Fast-forward to Watson, the IBM supercomputer that beat the world's best human Jeopardy champions a little over two years ago. The game show, which required the computer to understand human language, as well as "learn" from each successive question/answer, is vastly more difficult for a computer than the game of chess -- and significantly more similar to thinking.

In a Tedx presentation last April, Jeopardy champion Ken Jennings described his feelings upon being defeated: “I felt obsolete. I felt like a Detroit factory worker in the ‘80s seeing a robot that could now do his job on the assembly line."

But the world of open chess had earlier suggested a different outcome.

None other than Kasparov himself, in a rather long, discursive review of the book, Chess Metaphors: Artificial Intelligence and the Human Mind, described these human v. machine contests -- including a discussion of the open chess tournaments to which Wynblatt referred at the MAPI event.

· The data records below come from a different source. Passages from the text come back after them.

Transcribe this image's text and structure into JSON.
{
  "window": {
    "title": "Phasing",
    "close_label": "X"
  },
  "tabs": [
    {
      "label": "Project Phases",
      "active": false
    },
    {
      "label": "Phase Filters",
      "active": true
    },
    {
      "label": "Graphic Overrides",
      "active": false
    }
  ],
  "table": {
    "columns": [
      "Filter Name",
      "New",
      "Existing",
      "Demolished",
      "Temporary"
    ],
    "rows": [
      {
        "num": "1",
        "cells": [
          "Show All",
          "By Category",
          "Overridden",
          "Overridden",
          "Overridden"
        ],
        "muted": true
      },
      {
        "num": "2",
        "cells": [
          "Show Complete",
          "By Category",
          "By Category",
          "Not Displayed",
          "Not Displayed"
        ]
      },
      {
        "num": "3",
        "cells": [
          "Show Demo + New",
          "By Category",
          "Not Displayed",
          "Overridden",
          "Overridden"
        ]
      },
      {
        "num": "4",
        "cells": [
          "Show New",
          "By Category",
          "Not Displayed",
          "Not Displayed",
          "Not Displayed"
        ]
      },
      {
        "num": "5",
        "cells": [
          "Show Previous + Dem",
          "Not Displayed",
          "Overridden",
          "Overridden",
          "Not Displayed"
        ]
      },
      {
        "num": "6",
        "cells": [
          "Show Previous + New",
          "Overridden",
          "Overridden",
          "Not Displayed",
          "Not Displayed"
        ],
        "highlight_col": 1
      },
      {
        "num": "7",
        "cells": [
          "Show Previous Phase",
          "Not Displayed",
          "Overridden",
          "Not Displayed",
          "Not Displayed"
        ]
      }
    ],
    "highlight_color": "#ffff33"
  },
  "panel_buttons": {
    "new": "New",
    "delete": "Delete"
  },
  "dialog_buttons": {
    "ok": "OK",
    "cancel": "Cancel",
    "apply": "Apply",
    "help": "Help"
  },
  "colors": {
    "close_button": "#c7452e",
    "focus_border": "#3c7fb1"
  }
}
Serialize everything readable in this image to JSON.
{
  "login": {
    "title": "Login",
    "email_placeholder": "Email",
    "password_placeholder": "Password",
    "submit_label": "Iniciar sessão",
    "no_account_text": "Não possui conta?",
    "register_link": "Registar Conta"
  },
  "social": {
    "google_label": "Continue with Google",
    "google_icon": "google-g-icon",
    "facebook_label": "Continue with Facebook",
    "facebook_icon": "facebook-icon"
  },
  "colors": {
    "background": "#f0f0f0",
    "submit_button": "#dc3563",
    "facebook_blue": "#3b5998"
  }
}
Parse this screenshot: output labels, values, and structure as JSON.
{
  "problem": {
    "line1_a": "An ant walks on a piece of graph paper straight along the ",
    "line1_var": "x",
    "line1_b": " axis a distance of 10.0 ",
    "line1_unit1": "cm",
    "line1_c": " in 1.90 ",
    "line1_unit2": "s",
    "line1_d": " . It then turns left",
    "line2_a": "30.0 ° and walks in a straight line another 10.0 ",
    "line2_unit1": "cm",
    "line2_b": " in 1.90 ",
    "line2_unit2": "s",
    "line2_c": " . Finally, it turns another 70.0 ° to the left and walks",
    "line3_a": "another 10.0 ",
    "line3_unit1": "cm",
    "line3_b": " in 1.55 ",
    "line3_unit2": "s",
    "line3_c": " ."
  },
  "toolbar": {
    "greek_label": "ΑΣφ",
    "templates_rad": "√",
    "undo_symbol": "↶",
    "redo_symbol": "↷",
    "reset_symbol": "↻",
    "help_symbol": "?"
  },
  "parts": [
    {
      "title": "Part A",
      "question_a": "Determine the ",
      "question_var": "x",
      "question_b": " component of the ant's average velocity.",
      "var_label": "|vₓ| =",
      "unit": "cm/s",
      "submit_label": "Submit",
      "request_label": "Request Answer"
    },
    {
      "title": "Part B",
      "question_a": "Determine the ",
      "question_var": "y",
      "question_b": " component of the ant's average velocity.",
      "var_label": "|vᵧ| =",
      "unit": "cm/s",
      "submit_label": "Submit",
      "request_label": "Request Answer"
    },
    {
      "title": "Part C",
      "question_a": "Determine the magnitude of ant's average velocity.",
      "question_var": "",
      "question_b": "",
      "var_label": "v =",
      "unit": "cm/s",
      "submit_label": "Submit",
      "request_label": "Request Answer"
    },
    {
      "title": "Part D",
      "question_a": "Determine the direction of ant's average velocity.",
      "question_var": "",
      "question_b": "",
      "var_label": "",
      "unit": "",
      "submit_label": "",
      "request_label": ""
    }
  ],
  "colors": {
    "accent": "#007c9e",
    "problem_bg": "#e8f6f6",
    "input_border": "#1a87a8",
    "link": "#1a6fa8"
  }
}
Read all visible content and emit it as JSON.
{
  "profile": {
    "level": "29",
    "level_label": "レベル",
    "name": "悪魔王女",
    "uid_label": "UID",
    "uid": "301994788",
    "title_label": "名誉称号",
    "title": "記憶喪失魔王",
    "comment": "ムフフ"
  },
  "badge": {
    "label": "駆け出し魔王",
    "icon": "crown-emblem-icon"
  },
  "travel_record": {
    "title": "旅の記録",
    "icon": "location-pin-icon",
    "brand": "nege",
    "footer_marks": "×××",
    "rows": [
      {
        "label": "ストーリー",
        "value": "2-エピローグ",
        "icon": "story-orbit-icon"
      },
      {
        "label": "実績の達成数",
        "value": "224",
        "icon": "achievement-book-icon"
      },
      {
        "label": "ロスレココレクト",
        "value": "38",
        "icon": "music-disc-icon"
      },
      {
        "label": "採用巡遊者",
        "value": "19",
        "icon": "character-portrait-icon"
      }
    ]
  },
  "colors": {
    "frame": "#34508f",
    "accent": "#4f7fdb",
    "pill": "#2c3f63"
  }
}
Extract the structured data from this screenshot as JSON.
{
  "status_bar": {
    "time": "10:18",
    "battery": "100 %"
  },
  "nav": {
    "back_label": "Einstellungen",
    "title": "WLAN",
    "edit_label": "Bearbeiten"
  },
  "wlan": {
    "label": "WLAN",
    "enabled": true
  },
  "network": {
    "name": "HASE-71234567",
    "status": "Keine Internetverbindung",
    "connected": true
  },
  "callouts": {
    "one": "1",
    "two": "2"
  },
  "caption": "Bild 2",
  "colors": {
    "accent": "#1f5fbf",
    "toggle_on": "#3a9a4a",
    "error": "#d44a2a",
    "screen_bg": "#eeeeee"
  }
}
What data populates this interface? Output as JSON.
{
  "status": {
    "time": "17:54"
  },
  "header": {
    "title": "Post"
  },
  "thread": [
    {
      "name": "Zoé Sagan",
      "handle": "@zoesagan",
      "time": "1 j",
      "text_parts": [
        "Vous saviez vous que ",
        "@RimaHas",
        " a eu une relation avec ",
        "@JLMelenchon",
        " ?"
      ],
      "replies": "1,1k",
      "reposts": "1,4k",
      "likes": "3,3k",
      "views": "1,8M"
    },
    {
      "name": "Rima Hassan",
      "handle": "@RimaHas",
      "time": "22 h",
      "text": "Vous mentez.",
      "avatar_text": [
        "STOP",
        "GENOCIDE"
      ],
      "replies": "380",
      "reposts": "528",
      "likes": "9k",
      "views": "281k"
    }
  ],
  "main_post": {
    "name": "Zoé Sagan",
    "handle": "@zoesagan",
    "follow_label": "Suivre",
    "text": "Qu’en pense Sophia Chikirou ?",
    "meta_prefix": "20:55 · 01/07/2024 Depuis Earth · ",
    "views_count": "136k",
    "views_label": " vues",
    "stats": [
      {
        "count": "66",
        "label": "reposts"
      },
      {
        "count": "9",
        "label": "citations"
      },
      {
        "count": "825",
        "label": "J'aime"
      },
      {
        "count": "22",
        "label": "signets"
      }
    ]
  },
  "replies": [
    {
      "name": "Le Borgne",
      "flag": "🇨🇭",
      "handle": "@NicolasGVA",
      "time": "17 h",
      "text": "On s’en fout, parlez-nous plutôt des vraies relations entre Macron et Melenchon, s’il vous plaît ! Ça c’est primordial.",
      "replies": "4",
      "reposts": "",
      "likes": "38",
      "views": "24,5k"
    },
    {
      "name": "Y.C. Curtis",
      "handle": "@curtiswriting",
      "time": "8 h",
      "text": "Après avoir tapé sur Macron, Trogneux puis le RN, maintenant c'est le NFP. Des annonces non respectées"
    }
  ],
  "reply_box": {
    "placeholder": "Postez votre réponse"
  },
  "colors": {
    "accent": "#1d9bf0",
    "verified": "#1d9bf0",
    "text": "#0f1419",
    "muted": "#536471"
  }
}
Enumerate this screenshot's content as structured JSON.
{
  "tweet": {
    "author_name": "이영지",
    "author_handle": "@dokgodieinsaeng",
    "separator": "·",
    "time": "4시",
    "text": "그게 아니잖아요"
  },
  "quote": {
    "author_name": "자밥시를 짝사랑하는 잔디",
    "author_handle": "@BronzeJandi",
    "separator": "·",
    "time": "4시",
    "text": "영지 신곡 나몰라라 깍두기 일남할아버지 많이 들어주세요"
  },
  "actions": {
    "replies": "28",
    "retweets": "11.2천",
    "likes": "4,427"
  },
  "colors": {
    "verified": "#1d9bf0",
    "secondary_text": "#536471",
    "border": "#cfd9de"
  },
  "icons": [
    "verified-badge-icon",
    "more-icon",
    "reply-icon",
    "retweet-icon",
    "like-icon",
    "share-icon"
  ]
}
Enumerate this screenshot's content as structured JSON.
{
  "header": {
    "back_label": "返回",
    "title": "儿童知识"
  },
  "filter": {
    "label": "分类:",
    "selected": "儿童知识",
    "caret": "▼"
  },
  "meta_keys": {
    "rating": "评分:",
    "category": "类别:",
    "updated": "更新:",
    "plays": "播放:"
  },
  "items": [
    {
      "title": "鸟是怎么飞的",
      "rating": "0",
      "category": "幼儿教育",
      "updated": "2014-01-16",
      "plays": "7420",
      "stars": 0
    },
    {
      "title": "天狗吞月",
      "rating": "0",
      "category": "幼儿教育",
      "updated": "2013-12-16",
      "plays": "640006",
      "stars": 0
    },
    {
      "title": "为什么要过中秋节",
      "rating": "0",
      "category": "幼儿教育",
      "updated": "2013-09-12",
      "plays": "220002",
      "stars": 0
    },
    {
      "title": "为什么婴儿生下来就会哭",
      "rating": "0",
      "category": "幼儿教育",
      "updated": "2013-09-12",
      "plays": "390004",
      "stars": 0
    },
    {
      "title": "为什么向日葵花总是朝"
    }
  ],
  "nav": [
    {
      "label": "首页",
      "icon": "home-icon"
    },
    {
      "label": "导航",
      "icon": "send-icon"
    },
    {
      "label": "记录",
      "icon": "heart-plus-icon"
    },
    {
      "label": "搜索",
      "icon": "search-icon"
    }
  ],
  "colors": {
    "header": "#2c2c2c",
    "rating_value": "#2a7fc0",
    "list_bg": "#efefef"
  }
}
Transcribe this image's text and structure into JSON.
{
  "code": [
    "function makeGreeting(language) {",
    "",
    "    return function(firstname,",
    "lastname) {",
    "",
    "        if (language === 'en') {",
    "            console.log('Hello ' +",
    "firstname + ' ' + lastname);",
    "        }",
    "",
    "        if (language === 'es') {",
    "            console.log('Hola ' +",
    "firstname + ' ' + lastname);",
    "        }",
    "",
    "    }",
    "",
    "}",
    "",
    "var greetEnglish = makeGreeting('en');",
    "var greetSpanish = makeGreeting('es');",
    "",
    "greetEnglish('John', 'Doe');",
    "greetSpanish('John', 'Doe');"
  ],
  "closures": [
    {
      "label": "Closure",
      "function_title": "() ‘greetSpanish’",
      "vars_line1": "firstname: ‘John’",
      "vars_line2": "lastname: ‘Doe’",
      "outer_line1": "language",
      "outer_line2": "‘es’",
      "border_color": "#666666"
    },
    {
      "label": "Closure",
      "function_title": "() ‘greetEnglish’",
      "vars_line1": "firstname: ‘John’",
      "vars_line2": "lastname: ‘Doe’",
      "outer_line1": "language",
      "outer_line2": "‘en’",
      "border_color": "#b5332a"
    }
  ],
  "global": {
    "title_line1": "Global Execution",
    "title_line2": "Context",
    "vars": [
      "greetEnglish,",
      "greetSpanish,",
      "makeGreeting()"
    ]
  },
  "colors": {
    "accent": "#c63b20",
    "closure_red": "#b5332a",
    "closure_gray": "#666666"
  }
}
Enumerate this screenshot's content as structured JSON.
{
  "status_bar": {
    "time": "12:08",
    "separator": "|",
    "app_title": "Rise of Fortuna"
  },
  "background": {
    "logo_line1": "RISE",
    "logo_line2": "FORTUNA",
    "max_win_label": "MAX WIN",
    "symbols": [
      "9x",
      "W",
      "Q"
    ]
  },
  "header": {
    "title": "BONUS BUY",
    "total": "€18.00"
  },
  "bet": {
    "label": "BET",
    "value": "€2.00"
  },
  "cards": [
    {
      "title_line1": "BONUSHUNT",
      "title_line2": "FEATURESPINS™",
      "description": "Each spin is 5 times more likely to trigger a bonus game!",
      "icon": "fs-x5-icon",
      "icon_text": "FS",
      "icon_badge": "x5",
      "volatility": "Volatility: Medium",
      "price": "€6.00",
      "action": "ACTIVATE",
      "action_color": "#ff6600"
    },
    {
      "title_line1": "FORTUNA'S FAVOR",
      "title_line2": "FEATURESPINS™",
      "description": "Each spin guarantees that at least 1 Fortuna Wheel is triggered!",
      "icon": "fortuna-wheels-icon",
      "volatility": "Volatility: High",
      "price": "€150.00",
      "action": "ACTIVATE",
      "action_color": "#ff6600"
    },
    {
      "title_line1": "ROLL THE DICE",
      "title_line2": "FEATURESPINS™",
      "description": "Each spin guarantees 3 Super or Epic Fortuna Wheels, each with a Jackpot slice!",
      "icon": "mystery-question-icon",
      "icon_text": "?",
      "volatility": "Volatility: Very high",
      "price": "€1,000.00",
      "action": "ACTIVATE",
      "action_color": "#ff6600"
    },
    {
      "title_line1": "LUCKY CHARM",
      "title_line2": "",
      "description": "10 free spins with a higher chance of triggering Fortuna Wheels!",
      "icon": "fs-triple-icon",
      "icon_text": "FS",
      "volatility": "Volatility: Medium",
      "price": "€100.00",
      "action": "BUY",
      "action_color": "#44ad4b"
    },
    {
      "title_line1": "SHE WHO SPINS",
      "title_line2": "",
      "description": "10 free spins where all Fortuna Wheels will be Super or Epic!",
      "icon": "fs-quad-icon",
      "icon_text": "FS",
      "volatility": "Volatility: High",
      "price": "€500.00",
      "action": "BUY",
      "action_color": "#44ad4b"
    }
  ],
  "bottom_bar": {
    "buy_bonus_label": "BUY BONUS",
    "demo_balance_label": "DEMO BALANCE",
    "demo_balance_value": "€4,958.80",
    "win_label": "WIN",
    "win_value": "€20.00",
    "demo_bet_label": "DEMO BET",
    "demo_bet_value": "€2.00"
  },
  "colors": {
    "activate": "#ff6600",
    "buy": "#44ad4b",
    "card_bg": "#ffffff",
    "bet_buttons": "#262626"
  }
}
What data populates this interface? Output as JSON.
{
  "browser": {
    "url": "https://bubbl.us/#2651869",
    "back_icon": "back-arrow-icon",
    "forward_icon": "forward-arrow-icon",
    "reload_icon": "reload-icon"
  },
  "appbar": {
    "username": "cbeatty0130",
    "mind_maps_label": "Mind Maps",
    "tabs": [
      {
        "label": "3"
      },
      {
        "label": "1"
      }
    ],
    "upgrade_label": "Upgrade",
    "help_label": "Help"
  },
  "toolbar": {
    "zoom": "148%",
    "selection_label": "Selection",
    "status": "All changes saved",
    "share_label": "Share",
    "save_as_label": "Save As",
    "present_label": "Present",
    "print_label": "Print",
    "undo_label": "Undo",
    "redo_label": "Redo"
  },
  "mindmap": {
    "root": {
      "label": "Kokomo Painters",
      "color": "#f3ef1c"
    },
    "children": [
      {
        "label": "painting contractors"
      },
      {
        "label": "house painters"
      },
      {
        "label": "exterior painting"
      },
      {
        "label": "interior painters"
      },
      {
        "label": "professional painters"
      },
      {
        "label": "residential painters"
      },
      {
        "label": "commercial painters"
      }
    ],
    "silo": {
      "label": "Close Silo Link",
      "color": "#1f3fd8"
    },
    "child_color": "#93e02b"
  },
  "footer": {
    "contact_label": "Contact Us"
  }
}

Kasparov's description of the open chess tournament's outcome is a nugget that manufacturing executives should ponder:

The surprise came at the conclusion of the event. The winner was revealed to be not a grandmaster with a state-of-the-art PC but a pair of amateur American chess players using three computers at the same time. Their skill at manipulating and “coaching” their computers to look very deeply into positions effectively counteracted the superior chess understanding of their grandmaster opponents and the greater computational power of other participants. Weak human + machine + better process was superior to a strong computer alone and, more remarkably, superior to a strong human + machine + inferior process.

As it is with chess players teaming up with computers, so it can be for skilled -- or perhaps even unskilled -- workers teaming up with robots. (I think most people already accept the idea that white collar, professional workers "team-up" with computer applications to achieve greater productivity.)

Indeed, IndustryWeek just last month posted an article describing how the latest robots -- now less expensive, safer, and easier to train than their predecessors -- make possible industrial robot-human teams that can vastly outperform either a human or a robot working alone, by having the human and the robot perform the tasks each does best.

Perhaps more significant to me is the prospect of an opportunity in which low- and unskilled workers will be able to find a foothold in our nation's manufacturing economy. I've always believed that the company -- or country -- that can increase the productive capacity of the least productive of its members will ultimately be the most competitive and most profitable.

Perhaps the adoption of industrial robot-human teams will allow someone to test that theory.

What do you think?

NOTE: IndustryWeek was the media partner for the MAPI Executive Summit 2013.